5. 5.1 Les plaignantes qui ont partiellement succombé devront supporter des frais réduits (art. 156 al. 1, 2 et 3 OJ par renvoi de l’art. 245 PPF, en lien avec l’art. 132 al. 1 LTF). En application de l'art. 3 du règlement du 11 février 2004 fixant les émoluments judiciaires perçus par le Tribunal pénal fédéral (RS 173.711.32), un émolument de Fr. 750.-- à déduire de l’avance de frais de Fr. 2'000.--, sera mis à leur charge solidaire. Le solde de Fr. 1'250.-leur sera restitué. 5.2 Le MPC, qui succombe lui aussi partiellement, est tenu de rembourser en partie les frais utiles aux plaignantes (art. 159 al. 2 OJ applicable par renvoi de l’art. 245 PPF en lien avec l’art. 132 al. 1 LTF; TPF BK_B 139/04 du 24 janvier 2005 consid. 5). L’indemnité doit être fixée selon l’appréciation de l’autorité de céans (art. 3 al. 2 du règlement du 26 septembre 2006 sur les dépens et indemnités alloués devant le Tribunal pénal fédéral [RS 173.711.31]). En l’espèce, une indemnité de Fr. 1'500.-- (TVA comprise) paraît équitable.
- 8 -
Par ces motifs, la Cour prononce: 1. La plainte est partiellement admise au sens des considérants. 2. La levée du séquestre opéré sur les montants versés le 28 juin 2006 par G. sur le compte de B. est ordonnée. 3. Les pièces 1 à 3, 7, 10, 25, 42 et 50 de l’inventaire sont restituées à leurs ayants droits. 4. Un émolument réduit de Fr. 750.-- est mis à la charge solidaire des plaignantes. Le solde de l’avance de frais leur est restitué par Fr. 1'250.--. 5. Une indemnité de Fr. 1'500.-- est allouée aux plaignantes à la charge du MPC.

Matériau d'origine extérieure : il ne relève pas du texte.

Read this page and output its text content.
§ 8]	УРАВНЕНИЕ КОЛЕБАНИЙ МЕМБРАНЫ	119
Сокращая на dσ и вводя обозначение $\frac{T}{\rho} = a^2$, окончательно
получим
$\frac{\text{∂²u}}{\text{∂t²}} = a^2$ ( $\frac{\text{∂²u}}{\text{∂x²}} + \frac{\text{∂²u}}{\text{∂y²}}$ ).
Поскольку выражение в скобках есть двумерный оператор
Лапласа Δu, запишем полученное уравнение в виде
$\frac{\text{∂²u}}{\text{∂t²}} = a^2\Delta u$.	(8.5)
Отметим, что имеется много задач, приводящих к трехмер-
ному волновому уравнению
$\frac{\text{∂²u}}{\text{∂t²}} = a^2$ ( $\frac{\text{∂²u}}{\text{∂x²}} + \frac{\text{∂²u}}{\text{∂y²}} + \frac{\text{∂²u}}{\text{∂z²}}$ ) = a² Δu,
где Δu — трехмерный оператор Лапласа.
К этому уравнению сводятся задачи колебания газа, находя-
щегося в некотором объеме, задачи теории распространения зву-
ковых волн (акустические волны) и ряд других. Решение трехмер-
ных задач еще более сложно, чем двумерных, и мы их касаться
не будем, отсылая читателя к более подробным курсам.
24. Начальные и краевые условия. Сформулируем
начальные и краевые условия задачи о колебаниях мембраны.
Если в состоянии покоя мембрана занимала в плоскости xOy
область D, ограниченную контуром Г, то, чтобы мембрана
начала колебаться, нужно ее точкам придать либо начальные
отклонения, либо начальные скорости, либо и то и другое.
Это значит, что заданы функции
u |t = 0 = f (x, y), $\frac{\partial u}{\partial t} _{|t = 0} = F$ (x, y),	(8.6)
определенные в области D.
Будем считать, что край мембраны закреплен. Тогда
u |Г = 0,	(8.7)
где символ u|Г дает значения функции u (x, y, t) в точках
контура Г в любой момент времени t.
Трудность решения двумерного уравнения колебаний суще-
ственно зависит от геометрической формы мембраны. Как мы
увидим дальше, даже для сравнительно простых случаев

Bellinzone, le 7 mars 2007 Au nom de la I. Cour des plaintes du Tribunal pénal fédéral Le président: la greffière:
Distribution - Me Michel Halperin - Ministère public de la Confédération
Indication des voies de recours Dans les 30 jours qui suivent leur notification, les arrêts de la Cour des plaintes relatifs aux mesures de contrainte sont sujets à recours devant le Tribunal fédéral pour violation du droit fédéral ; la procédure est réglée par les art. 214 à 216, 218 et 219 de la loi fédérale du 15 juin 1934 sur la procédure pénale, qui sont applicables par analogie (art. 33 al. 3 let. a LTPF en lien avec l'art. 132 al. 1 LTF). Le recours ne suspend l’exécution de l’arrêt attaqué que si l’autorité de recours ou son président l’ordonne.